For applications where the flange and bolt system cannot support high compressive loads, Garlock has developed the GYLON series of gaskets that employ a highly-compressible and chemically-resistant PTFE material that conforms to surface irregularities under low bolt load. Gaskets are available with a rigid PTFE core, sandwiched between outer layers of the highly-compressible PTFE material, to reduce cold flow and creep normally associated with conventional PTFE gaskets.
The soft and highly compressible characteristics of the restructured PTFE outer layers allow the gasket to maximize sealing performance despite minimal bolt load.
A second strategy, employing material that swells when exposed to water or oil, takes essentially the opposite approach. Rather than being extra compliant to accommodate low bolt load, these swelling gaskets expand and push back, exerting force against the flanges. In other words, they swell when exposed to water or oil (depending on the material composition) to create a counter-force against the bolt load, thereby increasing the effective total compressive load. Garlock has created a self-loading general service gasket specifically designed for low-load applications called the Multi-Swell gasket, which is twice as soft as conventional gaskets and readily conformable to irregular flanges, even in applications with minimal bolt loads, such as plastic or cast iron flanges.
The new material provides extremely high crush strength and can be safely installed in applications that would typically crush elastomeric gaskets. In applications such as transmissions and air conditioning systems, where vibration often causes bolt load loss or where load loss occurs because of bolt relaxation, Multi-Swell gaskets counter that loss to prevent leakage and weeping.

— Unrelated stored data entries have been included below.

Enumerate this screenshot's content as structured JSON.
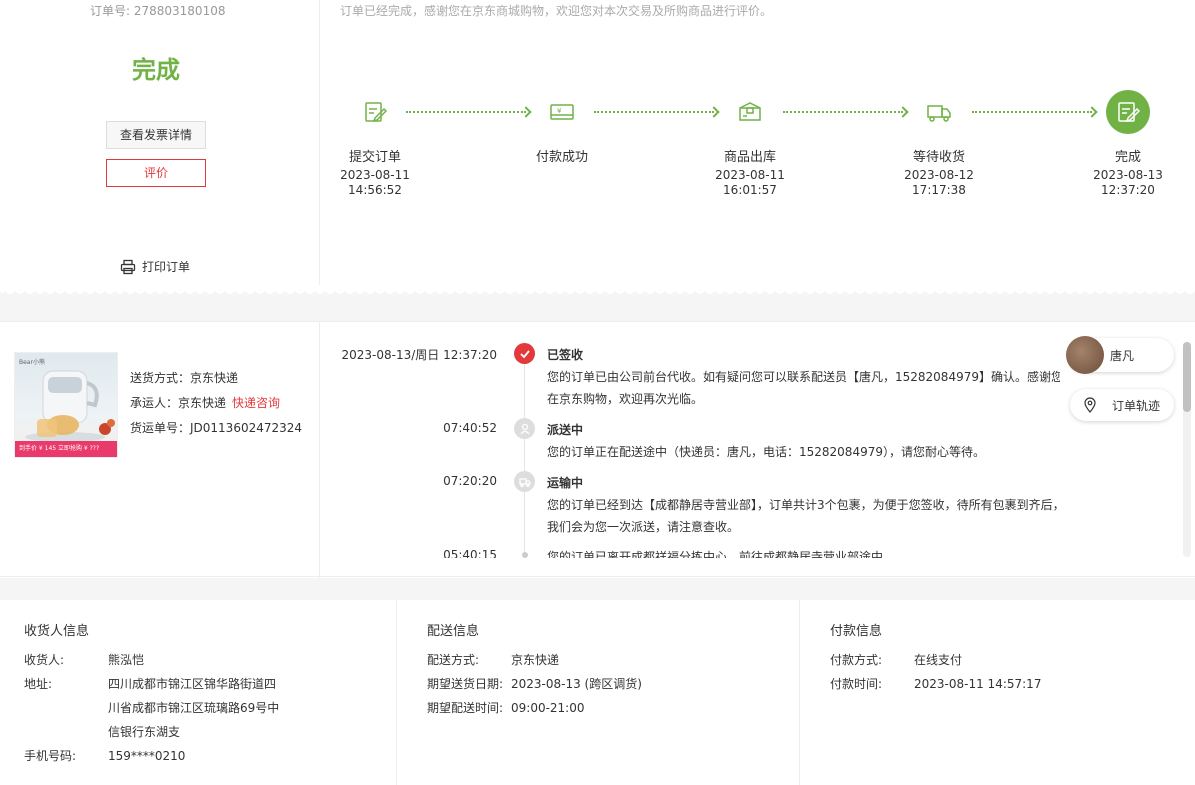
{
  "order": {
    "number_label": "订单号: 278803180108",
    "status": "完成",
    "invoice_button": "查看发票详情",
    "review_button": "评价",
    "print_label": "打印订单",
    "thanks_message": "订单已经完成，感谢您在京东商城购物，欢迎您对本次交易及所购商品进行评价。"
  },
  "steps": [
    {
      "name": "提交订单",
      "date": "2023-08-11",
      "time": "14:56:52",
      "icon": "order-submit-icon"
    },
    {
      "name": "付款成功",
      "date": "",
      "time": "",
      "icon": "payment-card-icon"
    },
    {
      "name": "商品出库",
      "date": "2023-08-11",
      "time": "16:01:57",
      "icon": "package-box-icon"
    },
    {
      "name": "等待收货",
      "date": "2023-08-12",
      "time": "17:17:38",
      "icon": "delivery-truck-icon"
    },
    {
      "name": "完成",
      "date": "2023-08-13",
      "time": "12:37:20",
      "icon": "complete-check-icon"
    }
  ],
  "shipping": {
    "method": "送货方式：京东快递",
    "carrier": "承运人：京东快递",
    "carrier_link": "快递咨询",
    "waybill": "货运单号：JD0113602472324"
  },
  "product": {
    "logo_text": "Bear小熊",
    "band_text": "到手价 ¥ 145    立即抢购 ¥ ???"
  },
  "tracking": [
    {
      "time": "2023-08-13/周日   12:37:20",
      "title": "已签收",
      "text": "您的订单已由公司前台代收。如有疑问您可以联系配送员【唐凡，15282084979】确认。感谢您在京东购物，欢迎再次光临。",
      "icon": "check-circle-icon"
    },
    {
      "time": "07:40:52",
      "title": "派送中",
      "text": "您的订单正在配送途中（快递员：唐凡，电话：15282084979），请您耐心等待。",
      "icon": "courier-icon"
    },
    {
      "time": "07:20:20",
      "title": "运输中",
      "text": "您的订单已经到达【成都静居寺营业部】，订单共计3个包裹，为便于您签收，待所有包裹到齐后，我们会为您一次派送，请注意查收。",
      "icon": "transit-icon"
    },
    {
      "time": "05:40:15",
      "title": "",
      "text": "您的订单已离开成都祥福分拣中心，前往成都静居寺营业部途中",
      "icon": ""
    }
  ],
  "courier": {
    "name": "唐凡"
  },
  "trace_button": "订单轨迹",
  "receiver": {
    "title": "收货人信息",
    "rows": [
      {
        "k": "收货人:",
        "v": "熊泓恺"
      },
      {
        "k": "地址:",
        "v": "四川成都市锦江区锦华路街道四川省成都市锦江区琉璃路69号中信银行东湖支"
      },
      {
        "k": "手机号码:",
        "v": "159****0210"
      }
    ]
  },
  "delivery": {
    "title": "配送信息",
    "rows": [
      {
        "k": "配送方式:",
        "v": "京东快递"
      },
      {
        "k": "期望送货日期:",
        "v": "2023-08-13 (跨区调货)"
      },
      {
        "k": "期望配送时间:",
        "v": "09:00-21:00"
      }
    ]
  },
  "payment": {
    "title": "付款信息",
    "rows": [
      {
        "k": "付款方式:",
        "v": "在线支付"
      },
      {
        "k": "付款时间:",
        "v": "2023-08-11 14:57:17"
      }
    ]
  },
  "colors": {
    "accent_green": "#71b247",
    "accent_red": "#e4393c"
  }
}
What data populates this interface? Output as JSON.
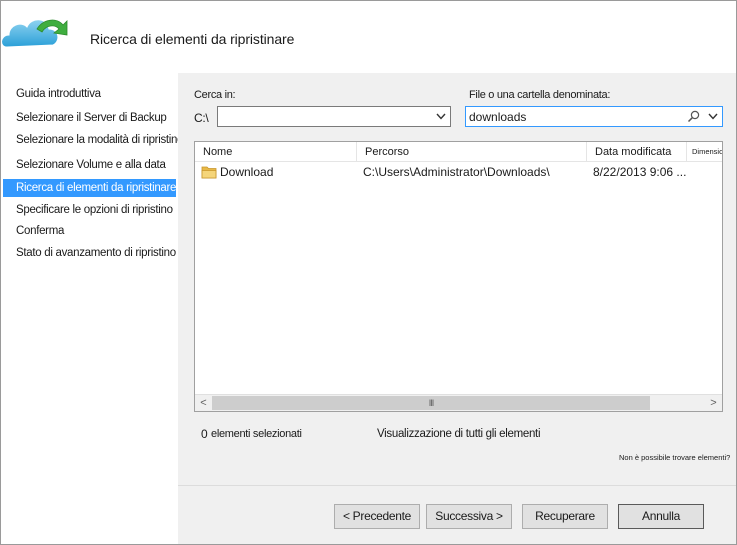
{
  "header": {
    "title": "Ricerca di elementi da ripristinare",
    "logo_icon": "cloud-arrow-icon"
  },
  "nav": {
    "items": [
      {
        "label": "Guida introduttiva",
        "active": false
      },
      {
        "label": "Selezionare il Server di Backup",
        "active": false
      },
      {
        "label": "Selezionare la modalità di ripristino",
        "active": false
      },
      {
        "label": "Selezionare Volume e alla data",
        "active": false
      },
      {
        "label": "Ricerca di elementi da ripristinare",
        "active": true
      },
      {
        "label": "Specificare le opzioni di ripristino",
        "active": false
      },
      {
        "label": "Conferma",
        "active": false
      },
      {
        "label": "Stato di avanzamento di ripristino",
        "active": false
      }
    ]
  },
  "search": {
    "look_in_label": "Cerca in:",
    "drive_label": "C:\\",
    "look_in_value": "",
    "named_label": "File o una cartella denominata:",
    "named_value": "downloads"
  },
  "list": {
    "columns": [
      "Nome",
      "Percorso",
      "Data modificata",
      "Dimensioni"
    ],
    "rows": [
      {
        "name": "Download",
        "path": "C:\\Users\\Administrator\\Downloads\\",
        "modified": "8/22/2013 9:06 ...",
        "size": ""
      }
    ],
    "scroll_grip": "III",
    "scroll_left": "<",
    "scroll_right": ">"
  },
  "status": {
    "selected_count": "0",
    "selected_label": "elementi selezionati",
    "showing_label": "Visualizzazione di tutti gli elementi",
    "not_found_link": "Non è possibile trovare elementi?"
  },
  "buttons": {
    "back": "< Precedente",
    "next": "Successiva >",
    "recover": "Recuperare",
    "cancel": "Annulla"
  },
  "colors": {
    "accent": "#3399ff",
    "panel": "#f0f0f0"
  }
}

A third strategy takes advantage of the natural benefits of rubber, a material that offers exceptional softness and nearly 100% resiliency in the absence of heat. Garlock has built upon these advantages with the Stress Saver sealing rings by encasing the rubber in PTFE-molded envelopes to provide excellent chemical resistance. The raised, moulded-in sealing rings seal has 75% less surface area than full faced gasket designs for high performance in low compression applications such as non-metallic flanges.

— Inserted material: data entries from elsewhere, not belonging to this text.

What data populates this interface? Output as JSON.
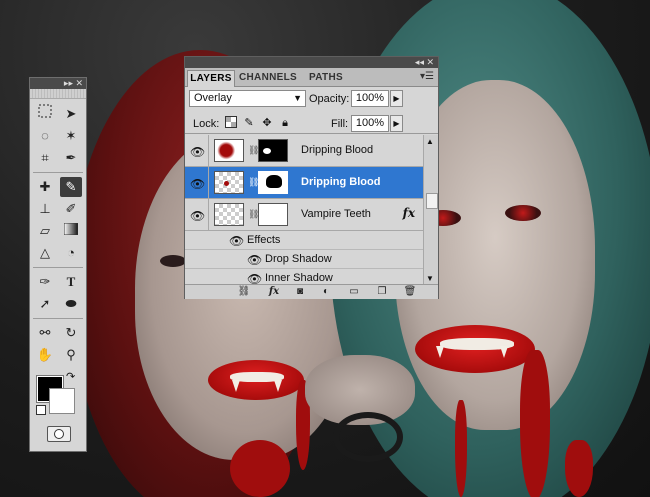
{
  "tools_panel": {
    "header_glyphs": "▸▸ ✕"
  },
  "layers_panel": {
    "header_glyphs": "◂◂ ✕",
    "tabs": [
      {
        "label": "LAYERS",
        "active": true
      },
      {
        "label": "CHANNELS",
        "active": false
      },
      {
        "label": "PATHS",
        "active": false
      }
    ],
    "blend_mode": "Overlay",
    "opacity_label": "Opacity:",
    "opacity_value": "100%",
    "lock_label": "Lock:",
    "fill_label": "Fill:",
    "fill_value": "100%",
    "layers": [
      {
        "name": "Dripping Blood",
        "selected": false
      },
      {
        "name": "Dripping Blood",
        "selected": true
      },
      {
        "name": "Vampire Teeth",
        "selected": false,
        "fx": "fx"
      }
    ],
    "effects_label": "Effects",
    "effects": [
      "Drop Shadow",
      "Inner Shadow"
    ]
  },
  "colors": {
    "selection": "#2f77d0",
    "panel_bg": "#d6d6d6",
    "foreground": "#000000",
    "background": "#ffffff"
  }
}
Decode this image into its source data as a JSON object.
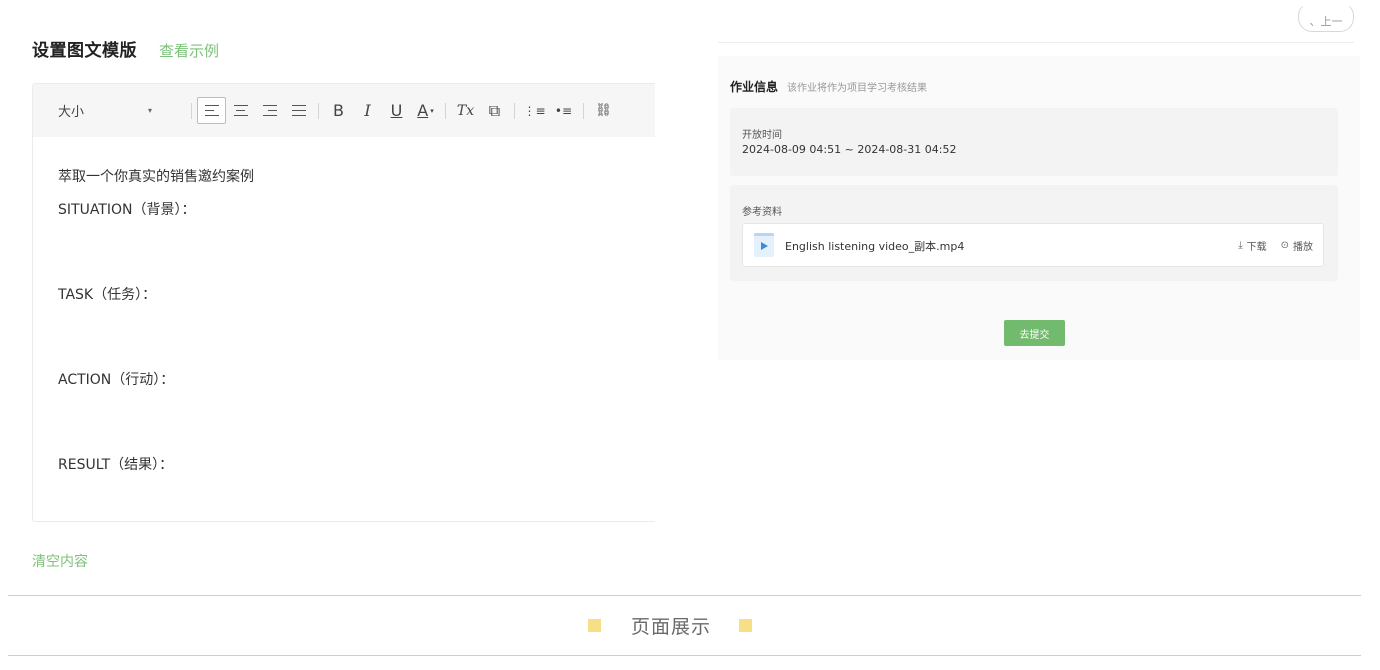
{
  "left": {
    "title": "设置图文模版",
    "example_link": "查看示例",
    "toolbar": {
      "size_label": "大小",
      "size_caret": "▾",
      "bold": "B",
      "italic": "I",
      "underline": "U",
      "font_color": "A",
      "clear_format": "Tx",
      "paste_icon": "⧉",
      "ordered_list_icon": "⋮≡",
      "bullet_list_icon": "•≡",
      "link_icon": "⛓"
    },
    "content_lines": [
      "萃取一个你真实的销售邀约案例",
      "SITUATION（背景）：",
      "TASK（任务）：",
      "ACTION（行动）：",
      "RESULT（结果）："
    ],
    "clear_button": "清空内容"
  },
  "right": {
    "corner_text": "、上一",
    "info_title": "作业信息",
    "info_subtitle": "该作业将作为项目学习考核结果",
    "open_time_label": "开放时间",
    "open_time_value": "2024-08-09 04:51 ~ 2024-08-31 04:52",
    "materials_label": "参考资料",
    "file": {
      "name": "English listening video_副本.mp4",
      "download_icon": "⤓",
      "download_label": "下载",
      "play_icon": "⊙",
      "play_label": "播放"
    },
    "submit_label": "去提交"
  },
  "banner": {
    "text": "页面展示"
  },
  "colors": {
    "accent_green": "#7cc278",
    "button_green": "#72bb6e",
    "banner_gold": "#f7df86",
    "rule_gold": "#e7cf84"
  }
}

High performance despite low load
Low compressive load presents a significant challenge for gasket seals. Three types of gaskets – restructured PTFE gaskets, swelling gaskets, and engineered moulded rubber gaskets – have proven highly effective in solving the problems caused by low compressive loads. In turn, uniquely engineered gasketing solutions cut maintenance and repair costs, lessen safety concerns associated with blowouts, and reduce emissions and leakage.